For decades, the general principle prevailed that teaching is a unique profession that isn’t amenable to evaluation like most other jobs. Teachers often toiled in isolation—confronted by thirty kids and no one to really see the daily challenges that were faced. Additionally, some teachers got better students whose potential was unlimited while others got laggards---how did each get evaluated in a fair manner? As a result of these difficulties, and a history of principals/supervisors who played favorites and rewarded buddies, many districts (at the behest of their unions) simply rewarded teachers on the basis of their longevity, their graduate courses taken and their ability to avoid trouble. Outstanding teachers were treated the same as mediocre and poor teachers.
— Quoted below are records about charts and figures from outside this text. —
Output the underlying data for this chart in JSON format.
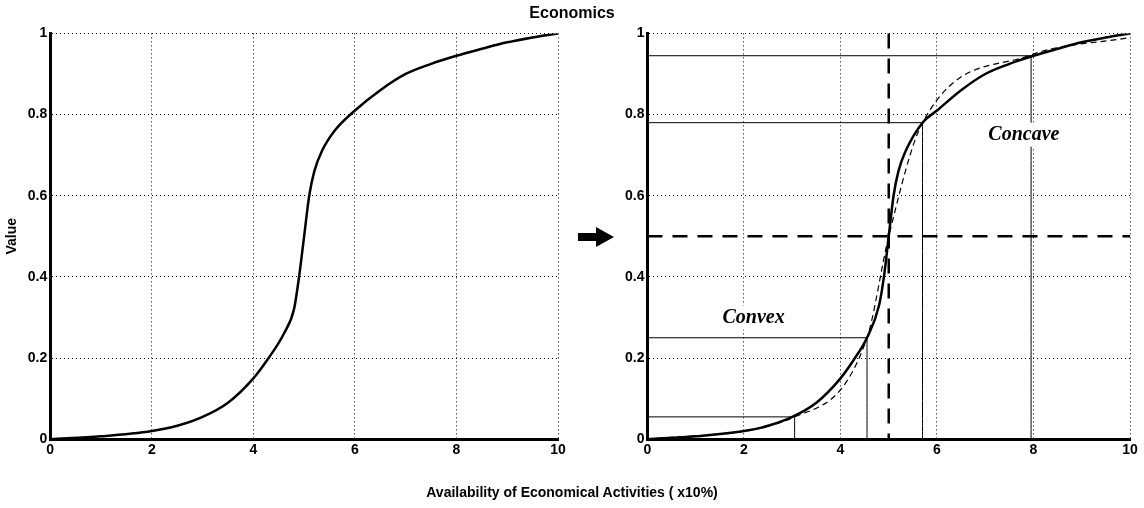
{
  "chart_data": [
    {
      "type": "line",
      "title": "Economics",
      "xlabel": "Availability of Economical Activities ( x10%)",
      "ylabel": "Value",
      "series": [
        {
          "color": "#000000",
          "x": [
            0,
            1,
            2,
            2.5,
            3,
            3.5,
            4,
            4.3,
            4.6,
            4.8,
            4.9,
            5,
            5.1,
            5.2,
            5.35,
            5.6,
            6,
            6.5,
            7,
            7.5,
            8,
            8.5,
            9,
            9.5,
            10
          ],
          "values": [
            0,
            0.007,
            0.02,
            0.033,
            0.055,
            0.09,
            0.15,
            0.2,
            0.26,
            0.32,
            0.4,
            0.5,
            0.6,
            0.66,
            0.71,
            0.76,
            0.81,
            0.86,
            0.9,
            0.925,
            0.945,
            0.962,
            0.978,
            0.99,
            1
          ]
        }
      ],
      "xlim": [
        0,
        10
      ],
      "ylim": [
        0,
        1
      ],
      "xticks": [
        0,
        2,
        4,
        6,
        8,
        10
      ],
      "yticks": [
        0,
        0.2,
        0.4,
        0.6,
        0.8,
        1
      ],
      "grid": true,
      "legend": false,
      "line_style": "solid"
    },
    {
      "type": "line",
      "series": [
        {
          "color": "#000000",
          "line_style": "solid",
          "x": [
            0,
            1,
            2,
            2.5,
            3,
            3.5,
            4,
            4.3,
            4.55,
            4.8,
            4.9,
            5,
            5.1,
            5.2,
            5.35,
            5.7,
            6,
            6.5,
            7,
            7.5,
            8,
            8.5,
            9,
            9.5,
            10
          ],
          "values": [
            0,
            0.007,
            0.02,
            0.033,
            0.055,
            0.09,
            0.15,
            0.2,
            0.25,
            0.33,
            0.4,
            0.5,
            0.6,
            0.66,
            0.71,
            0.78,
            0.81,
            0.86,
            0.9,
            0.925,
            0.945,
            0.962,
            0.978,
            0.99,
            1
          ]
        },
        {
          "color": "#000000",
          "line_style": "dashed",
          "x": [
            0,
            3.05,
            4.55,
            5,
            5.7,
            7.9,
            10
          ],
          "values": [
            0,
            0.055,
            0.25,
            0.5,
            0.78,
            0.945,
            0.99
          ]
        },
        {
          "color": "#000000",
          "line_style": "solid",
          "x": [
            0,
            3.05,
            3.05
          ],
          "values": [
            0.055,
            0.055,
            0
          ]
        },
        {
          "color": "#000000",
          "line_style": "solid",
          "x": [
            0,
            4.55,
            4.55
          ],
          "values": [
            0.25,
            0.25,
            0
          ]
        },
        {
          "color": "#000000",
          "line_style": "solid",
          "x": [
            0,
            5.7,
            5.7
          ],
          "values": [
            0.78,
            0.78,
            0
          ]
        },
        {
          "color": "#000000",
          "line_style": "solid",
          "x": [
            0,
            7.95,
            7.95
          ],
          "values": [
            0.945,
            0.945,
            0
          ]
        }
      ],
      "ref_lines": [
        {
          "axis": "x",
          "value": 5,
          "color": "#000000",
          "line_style": "dashed"
        },
        {
          "axis": "y",
          "value": 0.5,
          "color": "#000000",
          "line_style": "dashed"
        }
      ],
      "annotations": [
        "Convex",
        "Concave"
      ],
      "xlim": [
        0,
        10
      ],
      "ylim": [
        0,
        1
      ],
      "xticks": [
        0,
        2,
        4,
        6,
        8,
        10
      ],
      "yticks": [
        0,
        0.2,
        0.4,
        0.6,
        0.8,
        1
      ],
      "grid": true,
      "legend": false
    }
  ]
}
The magic of computer technology with its capacity to track individual kids, their backgrounds and their test scores over time as well as far reaching longitudinal studies of what it takes for a teacher to succeed have led to a rethinking of how teachers can be evaluated. In fact, it is now possible to evaluate the capacity of teachers to teach comparable cohorts of students and determine which one does a better job over time.
If teacher X has students from disadvantaged backgrounds who test at a certain level and after a year have shown no appreciable improvement but teacher Y has a similar cohort but accomplishes meaningful increases in achievement and the gap between what the two teachers’ students achieve persists over time---something needs attending to.
That reality has resulted in diverse groups of political leaders demanding that the new evaluation techniques and technology now be utilized when teachers are assessed. It isn’t a vast conspiracy of “anti-union reactionaries” seeking vengeance against union rabble. It is the Race to the Top advocates in the Obama Administration, it is the Democratic Secretary of Education Arne Duncan, it is the Democratic governor of New York Andrew Cuomo who just last week observed in frustration, “it’s not about the adults; it’s about the children….Our schools are not an employment program.”
The argument that the teaching profession is unique among careers in defying our capacity to fairly and systematically evaluate its practitioners is losing its believability. We can figure out who is a good teacher and who isn’t.
Nevertheless, Friday’s New York Times offered evidence of how entrenched the leadership of teachers’ unions can be when it comes to altering old ways of doing business. Not unlike the recent conduct of United Teachers of Los Angeles in nixing a $40 million grant to the Los Angeles School District in Race to the Top funds, the New York teacher’s union has refused to allow new evaluation techniques to be used for measuring its teachers. Even though both federal and New York state rules now require that at least part of the teachers’ assessment include their students’ test scores and that the city and the school district stood to lose $250 million, the Times reported that the union remained adamant. The NY union’s willingness to reject $250 million makes United Teachers Los Angeles look like amateurs (we only lost $40 million in federal funds).
As one reads the Times’ article it becomes clear that neither Mayor Bloomberg nor the federal government was asking for anything more or less than was just recommended as the fairest and most accurate way to evaluate teachers by the Bill and Melinda Gates Foundation in a multi-year $45 million study (published in early January reporting on over 3,000 teachers and three years of study from across the country).
The Gates Foundation study recommended that a combination of student test scores (one half to one third of the evaluation metrics), “well-crafted observations” of classroom teaching (preferably with two observers) and even student surveys of teacher quality should be combined in a teacher’s evaluation. That formula was the most predictive of teacher quality as well as offering teachers the feedback they need to improve their performance. As the leader of the project, Harvard Professor Tom Kane noted, “this is not about accountability, it’s about providing the feedback every professional needs to strive towards excellence.”
Mayor Bloomberg was asking for 20% of the evaluation process to be comprised of students’ growth on state test scores (considerably less than the Gates’ recommended 33% minimum), another 20% based on local measures that the union would negotiate, and 60% based on classroom observations---those indices were unacceptable to the union.
It is clear that a reckoning is near when the leadership of teachers’ unions will discern where the world is moving and see that standing in the way of change isn’t going to continue to work; the price they will pay will simply be too burdensome.
Hopefully, it will happen sooner rather than later and the students won’t continue to pay the price of their intransigence.